Is it possible to somehow load an array with a text field of unknown field length?
I figured out how to pass dtype
to get string into it. However, with out specifying length i just get U0
. Type which seems not to be able to hold any data. E.g:
data = io.StringIO("test data lololol\ntest2 d4t4 ololol")
>>> ar = numpy.loadtxt(data, dtype=[("1",str), ("2",'S'), ("3",'S')])
>>> ar
array([('', b'', b''), ('', b'', b'')],
dtype=[('1', '<U0'), ('2', '|S0'), ('3', '|S0')])
When I change to mode with specified size I get input:
>>> data.seek(0)
0
>>> numpy.loadtxt(data, dtype=[("1",(str,30)), ("2",(str,30)), ("3",('S',30))])

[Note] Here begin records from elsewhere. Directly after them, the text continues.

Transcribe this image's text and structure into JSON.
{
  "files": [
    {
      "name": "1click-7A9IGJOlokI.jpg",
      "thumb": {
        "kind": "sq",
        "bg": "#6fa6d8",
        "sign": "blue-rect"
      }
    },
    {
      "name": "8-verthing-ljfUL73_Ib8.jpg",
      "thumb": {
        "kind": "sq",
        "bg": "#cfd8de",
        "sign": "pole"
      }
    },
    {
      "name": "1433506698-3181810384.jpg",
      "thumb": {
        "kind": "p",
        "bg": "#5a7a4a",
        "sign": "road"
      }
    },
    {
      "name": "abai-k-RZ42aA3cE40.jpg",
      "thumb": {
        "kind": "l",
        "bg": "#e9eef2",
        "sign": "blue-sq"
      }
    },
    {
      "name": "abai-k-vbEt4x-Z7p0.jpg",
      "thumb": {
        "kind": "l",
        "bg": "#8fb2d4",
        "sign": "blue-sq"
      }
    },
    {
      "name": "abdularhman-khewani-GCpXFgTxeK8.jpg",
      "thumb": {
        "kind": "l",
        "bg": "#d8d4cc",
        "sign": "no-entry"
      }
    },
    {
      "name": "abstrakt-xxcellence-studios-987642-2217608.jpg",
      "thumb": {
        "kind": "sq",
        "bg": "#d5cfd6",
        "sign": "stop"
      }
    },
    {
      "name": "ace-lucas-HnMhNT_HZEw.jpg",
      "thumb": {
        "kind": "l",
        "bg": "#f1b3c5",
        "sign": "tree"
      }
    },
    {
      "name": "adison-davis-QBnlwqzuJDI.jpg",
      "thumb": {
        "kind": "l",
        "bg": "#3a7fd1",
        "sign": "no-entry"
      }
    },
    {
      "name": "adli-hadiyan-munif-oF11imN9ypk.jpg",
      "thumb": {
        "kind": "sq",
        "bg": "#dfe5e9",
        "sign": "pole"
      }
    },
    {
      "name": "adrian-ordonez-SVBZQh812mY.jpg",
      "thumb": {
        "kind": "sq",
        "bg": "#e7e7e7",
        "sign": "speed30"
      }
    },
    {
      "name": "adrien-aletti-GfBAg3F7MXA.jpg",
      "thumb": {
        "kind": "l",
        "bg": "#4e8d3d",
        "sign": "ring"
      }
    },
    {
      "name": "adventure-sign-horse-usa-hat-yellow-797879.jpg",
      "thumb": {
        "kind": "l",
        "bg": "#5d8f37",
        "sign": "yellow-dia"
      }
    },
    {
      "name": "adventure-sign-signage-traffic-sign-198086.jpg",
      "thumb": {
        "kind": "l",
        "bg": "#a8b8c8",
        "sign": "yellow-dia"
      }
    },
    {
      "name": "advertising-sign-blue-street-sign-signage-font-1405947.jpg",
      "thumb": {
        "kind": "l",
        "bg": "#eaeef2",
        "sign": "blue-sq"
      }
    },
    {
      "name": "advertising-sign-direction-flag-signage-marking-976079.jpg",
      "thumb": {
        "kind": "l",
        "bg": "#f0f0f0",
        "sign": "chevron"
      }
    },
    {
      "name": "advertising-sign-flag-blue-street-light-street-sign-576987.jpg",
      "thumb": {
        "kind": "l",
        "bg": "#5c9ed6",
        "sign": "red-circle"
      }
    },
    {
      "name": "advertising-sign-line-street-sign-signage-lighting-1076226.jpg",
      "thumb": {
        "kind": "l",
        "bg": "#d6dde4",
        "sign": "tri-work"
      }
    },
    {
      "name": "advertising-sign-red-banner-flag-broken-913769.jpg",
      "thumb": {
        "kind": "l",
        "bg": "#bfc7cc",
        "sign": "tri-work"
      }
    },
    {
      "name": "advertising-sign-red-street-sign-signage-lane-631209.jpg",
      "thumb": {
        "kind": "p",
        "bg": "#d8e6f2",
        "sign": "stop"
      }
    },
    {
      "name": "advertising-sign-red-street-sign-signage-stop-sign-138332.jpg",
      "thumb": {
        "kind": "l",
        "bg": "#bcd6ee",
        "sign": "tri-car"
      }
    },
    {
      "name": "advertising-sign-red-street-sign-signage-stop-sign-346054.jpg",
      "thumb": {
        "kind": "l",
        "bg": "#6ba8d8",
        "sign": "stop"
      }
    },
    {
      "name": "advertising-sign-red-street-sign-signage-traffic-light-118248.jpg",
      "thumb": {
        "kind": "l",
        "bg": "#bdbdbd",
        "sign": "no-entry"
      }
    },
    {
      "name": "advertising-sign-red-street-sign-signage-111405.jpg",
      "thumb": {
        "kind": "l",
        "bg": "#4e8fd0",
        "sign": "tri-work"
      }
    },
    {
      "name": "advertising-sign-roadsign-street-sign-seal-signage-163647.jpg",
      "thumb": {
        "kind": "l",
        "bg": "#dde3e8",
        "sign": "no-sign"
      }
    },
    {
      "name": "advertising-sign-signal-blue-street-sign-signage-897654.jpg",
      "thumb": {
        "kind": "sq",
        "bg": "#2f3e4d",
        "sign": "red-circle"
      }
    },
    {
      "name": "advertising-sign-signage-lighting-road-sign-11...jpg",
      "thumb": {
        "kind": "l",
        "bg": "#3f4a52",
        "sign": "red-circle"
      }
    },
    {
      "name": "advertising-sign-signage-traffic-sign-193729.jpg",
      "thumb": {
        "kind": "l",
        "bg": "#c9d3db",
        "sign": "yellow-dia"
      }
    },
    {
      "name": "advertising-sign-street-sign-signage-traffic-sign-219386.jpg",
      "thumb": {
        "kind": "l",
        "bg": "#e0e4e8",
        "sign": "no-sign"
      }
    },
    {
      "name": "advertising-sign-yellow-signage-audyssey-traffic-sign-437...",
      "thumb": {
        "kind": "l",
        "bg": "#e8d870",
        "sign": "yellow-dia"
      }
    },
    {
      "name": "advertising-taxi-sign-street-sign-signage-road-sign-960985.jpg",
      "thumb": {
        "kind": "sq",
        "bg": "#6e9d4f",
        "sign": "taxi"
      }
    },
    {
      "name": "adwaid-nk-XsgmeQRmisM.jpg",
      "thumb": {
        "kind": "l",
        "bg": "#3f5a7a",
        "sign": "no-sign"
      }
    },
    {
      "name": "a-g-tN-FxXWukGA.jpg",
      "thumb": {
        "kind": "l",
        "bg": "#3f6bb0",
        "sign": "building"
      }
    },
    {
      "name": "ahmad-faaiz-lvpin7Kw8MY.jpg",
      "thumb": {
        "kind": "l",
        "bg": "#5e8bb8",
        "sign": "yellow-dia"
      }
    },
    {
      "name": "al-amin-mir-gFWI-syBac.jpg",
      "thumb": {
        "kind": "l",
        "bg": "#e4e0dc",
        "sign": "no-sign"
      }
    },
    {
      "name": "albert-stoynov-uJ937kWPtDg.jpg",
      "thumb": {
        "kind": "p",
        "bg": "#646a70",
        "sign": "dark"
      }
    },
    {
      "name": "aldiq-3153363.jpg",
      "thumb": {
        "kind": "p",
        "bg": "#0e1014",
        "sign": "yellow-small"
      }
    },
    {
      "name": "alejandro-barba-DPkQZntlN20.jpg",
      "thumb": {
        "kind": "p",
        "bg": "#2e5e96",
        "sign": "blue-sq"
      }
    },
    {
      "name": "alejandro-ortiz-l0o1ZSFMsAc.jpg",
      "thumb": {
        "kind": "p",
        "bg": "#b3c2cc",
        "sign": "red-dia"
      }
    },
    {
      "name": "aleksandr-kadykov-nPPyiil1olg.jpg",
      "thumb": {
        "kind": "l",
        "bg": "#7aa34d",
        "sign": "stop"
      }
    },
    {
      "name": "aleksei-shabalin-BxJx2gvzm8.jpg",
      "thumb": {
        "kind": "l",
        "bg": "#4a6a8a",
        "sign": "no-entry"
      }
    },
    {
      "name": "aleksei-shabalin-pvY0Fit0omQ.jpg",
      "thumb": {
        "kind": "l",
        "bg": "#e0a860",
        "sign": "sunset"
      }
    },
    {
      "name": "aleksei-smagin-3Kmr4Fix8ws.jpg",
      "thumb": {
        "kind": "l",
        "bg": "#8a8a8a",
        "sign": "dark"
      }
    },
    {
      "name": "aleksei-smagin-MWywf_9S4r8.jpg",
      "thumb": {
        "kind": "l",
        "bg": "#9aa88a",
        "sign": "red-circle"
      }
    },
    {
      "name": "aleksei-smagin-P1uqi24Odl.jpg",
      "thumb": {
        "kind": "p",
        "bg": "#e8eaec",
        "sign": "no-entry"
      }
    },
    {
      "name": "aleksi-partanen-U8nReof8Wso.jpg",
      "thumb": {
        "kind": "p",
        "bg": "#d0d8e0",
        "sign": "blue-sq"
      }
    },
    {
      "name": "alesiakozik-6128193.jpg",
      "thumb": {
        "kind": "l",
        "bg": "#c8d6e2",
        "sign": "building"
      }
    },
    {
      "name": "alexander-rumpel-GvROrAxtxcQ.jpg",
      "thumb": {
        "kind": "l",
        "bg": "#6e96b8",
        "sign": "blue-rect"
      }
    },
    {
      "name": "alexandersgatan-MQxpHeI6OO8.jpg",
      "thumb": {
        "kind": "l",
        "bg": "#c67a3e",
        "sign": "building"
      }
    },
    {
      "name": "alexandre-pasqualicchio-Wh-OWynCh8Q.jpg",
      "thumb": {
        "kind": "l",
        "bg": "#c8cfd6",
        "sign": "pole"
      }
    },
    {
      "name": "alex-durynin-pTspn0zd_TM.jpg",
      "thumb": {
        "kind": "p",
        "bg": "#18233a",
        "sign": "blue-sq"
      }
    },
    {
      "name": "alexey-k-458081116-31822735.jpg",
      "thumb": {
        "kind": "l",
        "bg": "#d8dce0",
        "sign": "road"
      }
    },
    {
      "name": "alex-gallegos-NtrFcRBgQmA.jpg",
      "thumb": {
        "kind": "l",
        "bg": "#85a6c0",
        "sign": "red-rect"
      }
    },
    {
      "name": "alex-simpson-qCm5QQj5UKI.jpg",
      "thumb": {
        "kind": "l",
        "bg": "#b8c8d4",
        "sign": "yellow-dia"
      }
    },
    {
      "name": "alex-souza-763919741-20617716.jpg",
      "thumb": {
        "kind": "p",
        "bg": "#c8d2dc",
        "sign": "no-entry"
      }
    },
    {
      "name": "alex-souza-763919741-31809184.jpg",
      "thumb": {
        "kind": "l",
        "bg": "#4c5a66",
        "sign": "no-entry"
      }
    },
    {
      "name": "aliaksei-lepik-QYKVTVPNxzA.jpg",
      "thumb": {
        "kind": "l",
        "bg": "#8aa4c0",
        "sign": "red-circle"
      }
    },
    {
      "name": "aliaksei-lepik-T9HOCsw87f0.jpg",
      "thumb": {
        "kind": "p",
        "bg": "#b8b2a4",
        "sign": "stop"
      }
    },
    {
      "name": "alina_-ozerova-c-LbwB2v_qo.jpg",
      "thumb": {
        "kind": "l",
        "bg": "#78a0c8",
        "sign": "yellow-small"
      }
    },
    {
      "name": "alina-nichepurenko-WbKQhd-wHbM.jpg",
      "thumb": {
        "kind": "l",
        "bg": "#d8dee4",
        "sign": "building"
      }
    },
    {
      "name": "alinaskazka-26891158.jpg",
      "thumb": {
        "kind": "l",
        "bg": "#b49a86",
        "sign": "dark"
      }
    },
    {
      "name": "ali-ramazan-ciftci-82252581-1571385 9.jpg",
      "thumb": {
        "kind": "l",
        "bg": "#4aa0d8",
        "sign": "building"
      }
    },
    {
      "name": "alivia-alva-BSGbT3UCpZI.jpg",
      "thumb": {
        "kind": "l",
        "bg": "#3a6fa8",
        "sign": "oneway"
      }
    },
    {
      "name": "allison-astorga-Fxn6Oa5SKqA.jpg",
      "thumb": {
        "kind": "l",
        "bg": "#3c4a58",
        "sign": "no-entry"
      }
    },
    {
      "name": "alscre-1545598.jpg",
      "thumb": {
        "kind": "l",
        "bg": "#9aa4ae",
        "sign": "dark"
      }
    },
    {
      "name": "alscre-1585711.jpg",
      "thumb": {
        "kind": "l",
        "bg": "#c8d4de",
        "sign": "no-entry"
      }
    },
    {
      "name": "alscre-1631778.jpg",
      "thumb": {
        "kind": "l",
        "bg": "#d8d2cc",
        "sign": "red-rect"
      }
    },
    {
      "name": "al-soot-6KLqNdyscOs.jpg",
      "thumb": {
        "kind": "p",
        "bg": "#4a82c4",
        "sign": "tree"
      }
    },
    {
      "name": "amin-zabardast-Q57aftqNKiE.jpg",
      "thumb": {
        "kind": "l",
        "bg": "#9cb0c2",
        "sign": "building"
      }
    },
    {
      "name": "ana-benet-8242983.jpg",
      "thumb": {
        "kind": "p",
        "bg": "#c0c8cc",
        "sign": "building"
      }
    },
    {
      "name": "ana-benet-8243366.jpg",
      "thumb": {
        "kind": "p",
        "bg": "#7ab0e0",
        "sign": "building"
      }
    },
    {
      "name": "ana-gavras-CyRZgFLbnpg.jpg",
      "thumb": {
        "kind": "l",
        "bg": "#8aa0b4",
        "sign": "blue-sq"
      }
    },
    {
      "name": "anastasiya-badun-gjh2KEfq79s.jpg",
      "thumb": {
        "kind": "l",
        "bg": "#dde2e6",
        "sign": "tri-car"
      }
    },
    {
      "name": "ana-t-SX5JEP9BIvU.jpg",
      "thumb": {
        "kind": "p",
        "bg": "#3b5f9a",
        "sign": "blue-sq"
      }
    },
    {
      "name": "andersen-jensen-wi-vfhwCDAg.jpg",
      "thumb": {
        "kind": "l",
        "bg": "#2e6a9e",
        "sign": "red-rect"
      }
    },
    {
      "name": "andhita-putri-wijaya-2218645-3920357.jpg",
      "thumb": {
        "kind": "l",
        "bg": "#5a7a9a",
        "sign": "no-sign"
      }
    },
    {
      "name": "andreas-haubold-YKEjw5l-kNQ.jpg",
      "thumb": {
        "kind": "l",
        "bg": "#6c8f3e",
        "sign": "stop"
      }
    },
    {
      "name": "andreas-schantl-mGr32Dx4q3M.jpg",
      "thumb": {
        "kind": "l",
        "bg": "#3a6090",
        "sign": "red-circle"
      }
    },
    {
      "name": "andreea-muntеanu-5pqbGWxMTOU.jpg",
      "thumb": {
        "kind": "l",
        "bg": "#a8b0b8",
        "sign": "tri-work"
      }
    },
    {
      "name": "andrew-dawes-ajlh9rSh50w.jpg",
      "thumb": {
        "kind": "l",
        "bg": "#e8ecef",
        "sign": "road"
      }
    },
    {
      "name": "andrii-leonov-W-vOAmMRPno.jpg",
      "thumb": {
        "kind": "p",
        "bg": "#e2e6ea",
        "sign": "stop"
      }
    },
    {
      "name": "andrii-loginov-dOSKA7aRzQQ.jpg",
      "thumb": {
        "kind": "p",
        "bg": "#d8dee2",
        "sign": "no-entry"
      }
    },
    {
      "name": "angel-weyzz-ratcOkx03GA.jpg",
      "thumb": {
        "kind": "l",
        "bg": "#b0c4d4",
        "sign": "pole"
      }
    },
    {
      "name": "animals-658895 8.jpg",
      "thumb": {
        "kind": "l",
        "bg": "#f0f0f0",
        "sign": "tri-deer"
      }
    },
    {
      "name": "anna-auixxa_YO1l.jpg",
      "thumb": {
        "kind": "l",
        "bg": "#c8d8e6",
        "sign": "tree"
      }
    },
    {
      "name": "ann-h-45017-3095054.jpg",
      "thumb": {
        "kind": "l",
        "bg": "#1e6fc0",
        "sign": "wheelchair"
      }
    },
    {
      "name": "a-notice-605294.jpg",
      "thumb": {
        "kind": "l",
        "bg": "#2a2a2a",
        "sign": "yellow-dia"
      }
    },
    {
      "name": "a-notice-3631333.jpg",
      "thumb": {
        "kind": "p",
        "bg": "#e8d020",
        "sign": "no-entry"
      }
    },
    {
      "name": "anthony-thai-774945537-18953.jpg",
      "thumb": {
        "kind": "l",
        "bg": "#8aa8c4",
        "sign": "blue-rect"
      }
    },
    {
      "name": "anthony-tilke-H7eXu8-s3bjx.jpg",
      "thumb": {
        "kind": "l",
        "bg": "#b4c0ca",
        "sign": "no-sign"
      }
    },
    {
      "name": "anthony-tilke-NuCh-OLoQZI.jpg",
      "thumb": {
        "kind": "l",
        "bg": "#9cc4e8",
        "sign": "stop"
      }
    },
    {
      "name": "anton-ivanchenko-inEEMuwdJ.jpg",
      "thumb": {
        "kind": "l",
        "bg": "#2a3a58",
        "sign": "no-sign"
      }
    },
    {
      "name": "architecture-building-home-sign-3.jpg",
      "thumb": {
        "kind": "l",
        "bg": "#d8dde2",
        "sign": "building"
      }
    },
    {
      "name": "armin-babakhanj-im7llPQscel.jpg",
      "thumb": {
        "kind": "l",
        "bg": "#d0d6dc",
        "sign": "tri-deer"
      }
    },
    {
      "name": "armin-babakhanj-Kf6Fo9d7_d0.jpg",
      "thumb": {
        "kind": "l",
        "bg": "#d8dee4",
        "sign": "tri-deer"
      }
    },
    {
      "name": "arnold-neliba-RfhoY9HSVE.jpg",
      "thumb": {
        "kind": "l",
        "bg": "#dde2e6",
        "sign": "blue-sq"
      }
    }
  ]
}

array([("b'test'", "b'data'", b'lololol'),
("b'test2'", "b'd4t4'", b'ololol')],
dtype=[('1', '<U30'), ('2', '<U30'), ('3', '|S30')])
I'd be fine with either S
or U
probably. The field in my case is supposed to be used to hold set of textual flags. Something like linux environmental variables. Thus, preallocating large space just in case seems like a big waste. Especially when number of rows goes into millions.
I do understand, or have ideas, where such design can come from. Like constructing a struct
like object that holds whole row in continuous memory block. However, I thought maybe there could a way to make it keep like a pointer in case of strings.
Is it possible?